According to the NACFB, these statistics are
explained by the fact that many lease brokers are now branching out
into the invoice finance field.
Adam Tyler, the NACFB’s chief executive, said:
“In a contracted market, brokers are having to diversify, and
invoice finance is one of the few areas still relatively unaffected
by the downturn.”
Seeing that business-starved asset finance
brokers could benefit from a more abundant product to sell, the
NACFB is designing a training program with Shire Business Synergies
to help brokers understand invoice finance products, and learn to
recognise which SMEs might have need of them.

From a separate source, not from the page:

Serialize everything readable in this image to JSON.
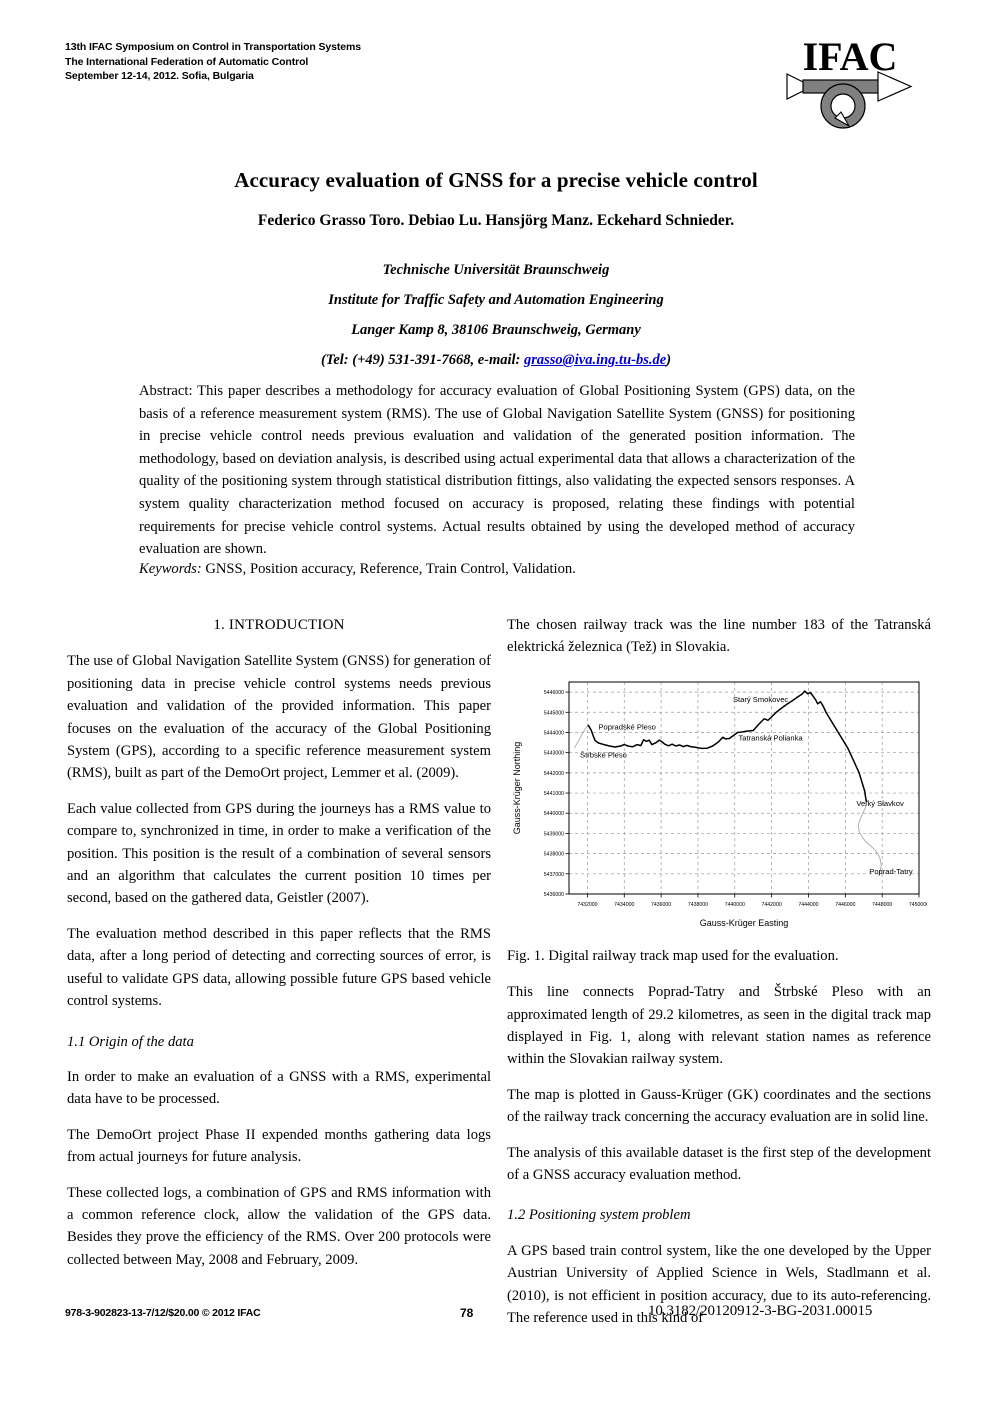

The inaugural event will take place on March
26 at Canary Wharf in London. Currently, around one-third of NACFB
members offer invoice finance products, although this proportion is
expected to increase significantly over the next year, especially
if the training program proves popular.
The Asset Based Finance Association (ABFA),
which represents the UK’s invoice finance industry, supported the
NACFB’s assertion that invoice finance was on the up, with CEO Kate
Sharp saying: “Generally our industry is coping very well with the
effects of the downturn, with significant capital still being
advanced and a healthy year-on-year increase of 10 percent in terms
of total sales.”
Ed Rimmer, CEO of Bibby Financial Services,
Britain’s largest independent invoice finance provider, also agreed
that such products were performing well in a tough time for the
commercial finance industry.
“As banks become more risk averse and turn
down more SME funding requests, we will see businesses becoming
more proactive in seeking out stable funding facilities,” he
said.
“2008’s figures show increasing numbers are
turning to invoice finance as a more flexible and guaranteed way of
supporting their cash flow. Our own figures support this with a 15
percent increase in new business in 2008.”
Bibby’s domestic and export factoring products
each saw business volume increases of 20 percent during 2008. He
added that export factoring would likely see further gains as the
euro edged closer to parity with sterling.